Apple was trying to move away from -undefined dynamic_lookup, but it was integral to how modules for languages like Python worked, so it's still valid, AFAIK, and I believe it just disables chained fixups. Older compilers may throw warnings and not work as well. There is a way to do the chained fixups for Python extensions, but it's involved (you have to process the Python binary and build a file with a symbol table, I think) and isn't something we've ever added to pybind11's CMake infrastructure. Wenzel does have it in nanobind's CMake code, so it is possible.

macos-latest (and macOS-14) are ARM, while macos-13 and before is Intel, on GHA.

There are some issues with newer macOS versions supporting older ones around AVX instructions, I think, but it's not a linker issue, I think it was just a bug with the newest compilers at one point.

henryiii commented 5 days ago

Have you tried macos-13?

ianna commented 5 days ago

Have you tried macos-13?

I have tried the latest that was defaulted to 13.

henryiii commented 5 days ago

latest is 14 now, has been for a few weeks. That would be much faster, but is also a bigger change (Apple Silicon). 13 seems to segfault.

ianna commented 5 days ago

latest is 14 now, has been for a few weeks. That would be much faster, but is also a bigger change (Apple Silicon). 13 seems to segfault.

See my comments above. I think, it was 13 😀

ianna commented 4 days ago

@jpivarski and @henryiii - the problem was an architecture mismatch - we requested x86, but the macos-latest nodes are arm64, so the actions were downloading incompatible python libraries. It was masked by the fact that the gettext location (as installed by homebrew) is different on the newer architectures. It looks like the actions did not use the environment variables I tried to define. The architecture error became apparent only after a link to the expected location was added.

The remaining problem is the avro test segfault and that may also be related the wrong architecture (because all runs well on Jim's laptop ;-)

The bottom line is that we should go for macos-latest. As I understand from this GitHub blog macos-14 becomes macos-latest together with macos-11 retirement - expected to complete by June 2024.

henryiii commented 4 days ago

macos-12 and macos-13 are Intel. And the transition of macos-latest to macos-14 (Apple Silicon) was completed a couple of weeks ago.
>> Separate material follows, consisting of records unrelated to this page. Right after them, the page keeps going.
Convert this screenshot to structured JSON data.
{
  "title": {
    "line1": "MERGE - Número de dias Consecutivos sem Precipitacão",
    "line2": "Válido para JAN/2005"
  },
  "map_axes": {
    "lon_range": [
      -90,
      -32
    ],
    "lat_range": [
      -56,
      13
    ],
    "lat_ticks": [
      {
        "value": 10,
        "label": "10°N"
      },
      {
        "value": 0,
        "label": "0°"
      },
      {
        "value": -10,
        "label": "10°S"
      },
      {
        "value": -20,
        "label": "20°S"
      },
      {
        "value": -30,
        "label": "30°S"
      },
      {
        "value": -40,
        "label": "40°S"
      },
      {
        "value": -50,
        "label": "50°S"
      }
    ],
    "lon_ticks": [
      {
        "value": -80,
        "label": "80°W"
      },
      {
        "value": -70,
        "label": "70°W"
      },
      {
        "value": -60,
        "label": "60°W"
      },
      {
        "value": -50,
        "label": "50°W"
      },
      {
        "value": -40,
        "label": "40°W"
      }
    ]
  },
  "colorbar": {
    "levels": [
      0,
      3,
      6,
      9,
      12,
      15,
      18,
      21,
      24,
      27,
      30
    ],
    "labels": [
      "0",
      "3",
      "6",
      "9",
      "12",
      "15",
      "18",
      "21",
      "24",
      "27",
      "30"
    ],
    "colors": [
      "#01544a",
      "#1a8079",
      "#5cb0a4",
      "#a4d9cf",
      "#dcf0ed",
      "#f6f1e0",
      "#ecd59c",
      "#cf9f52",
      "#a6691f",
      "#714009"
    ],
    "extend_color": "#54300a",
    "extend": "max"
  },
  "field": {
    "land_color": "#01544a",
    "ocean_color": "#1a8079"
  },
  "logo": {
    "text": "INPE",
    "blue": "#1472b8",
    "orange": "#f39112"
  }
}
jpivarski commented 4 days ago

Let's go with macos-latest.

Does this mean that we're not building awkward-cpp for Intel Macs anymore? That would only be okay if they're not supported by Apple. (People with Intel Macs would have to use old versions of Awkward Array, but they're on unsupported hardware, so what can we do?)

henryiii commented 4 days ago

We should still be building them with cibuildwheel. I think this is only the native testing. And they are still supported by Apple, the latest operating systems are being released for Intel, minus a few features.